娘に古いと言われながら、なぜ着いてきてしまったのか。 お腹の上に怪しげな機械をあてがい、超音波で胎児が見えてしまう。 しかもこの時期の胎児は、目を開けることができ、光に反応するという。 モニターの画像の中で胎児が目をぱっちり開けて、こちらを見つめていたらどうしよう。 つまりはハイテクに操られるのが怖いのだ。そう思いながらも、とんと分からない言葉に想像を書き祟られる。

「赤ちゃんの顔はもちろん内臓の仕組みや骨まで見えるのよ。お母さん見たいでしょ?」
 母親教室で学んできた娘は挑発的な言葉で私の心を揺さぶった。結局着いていくことになった。

 薄暗い部屋の隅にある椅子に腰をかけ、モニターの画像を見つめた。なにやら怪しげな影が見える。 娘には悪いがまるで「エイリアン」のようだ。先生は慣れた手つきで画像を動かす。
「これが手ですね。こちらが頭」

目を凝らしてよく見ると、その物体はこちらを向いて私に向かって手を振っている。 大きな目を見開き、口を動かしているようにも見える。私はとっさに「始めまして」と呟いていた。 先生は体を横にして眠っていると言ったが・・・。

「男の子ですね」
なるほど股のような間に突起物が見える。女の子を想像していた母子はこれにはびっくり。 しかし手渡された写真には、はっきりと胎児の姿が写っていた。 ハイテクは、神秘を通り越して見事に私の心を捕らえたのだった。

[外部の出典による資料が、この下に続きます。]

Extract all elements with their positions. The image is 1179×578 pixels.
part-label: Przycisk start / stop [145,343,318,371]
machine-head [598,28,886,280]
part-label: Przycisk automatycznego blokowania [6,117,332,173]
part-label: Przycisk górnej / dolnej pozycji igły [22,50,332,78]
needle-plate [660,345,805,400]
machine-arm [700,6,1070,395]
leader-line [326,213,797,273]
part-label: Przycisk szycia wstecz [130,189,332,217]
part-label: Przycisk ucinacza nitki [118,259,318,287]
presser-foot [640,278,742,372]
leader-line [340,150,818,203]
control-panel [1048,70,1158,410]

 緑の点滅が消えた。検査室のピペット洗浄器がゴボゴボと水をはき出した。 私は携帯を取り、映し出された映像を見た。夫が撮ったのであろう、保育器の側で彼が赤ちゃんに寄り添うように写っていた。 この顔、何処かで見たことがある。そう、8ヶ月検診の日に超音波で見た顔がそこにあった。

「生まれた」
 ほっとすると同時に、私は全身の力が抜け側の椅子に座り込んだ。

 生まれてきてくれて有難う。やっと会えたね。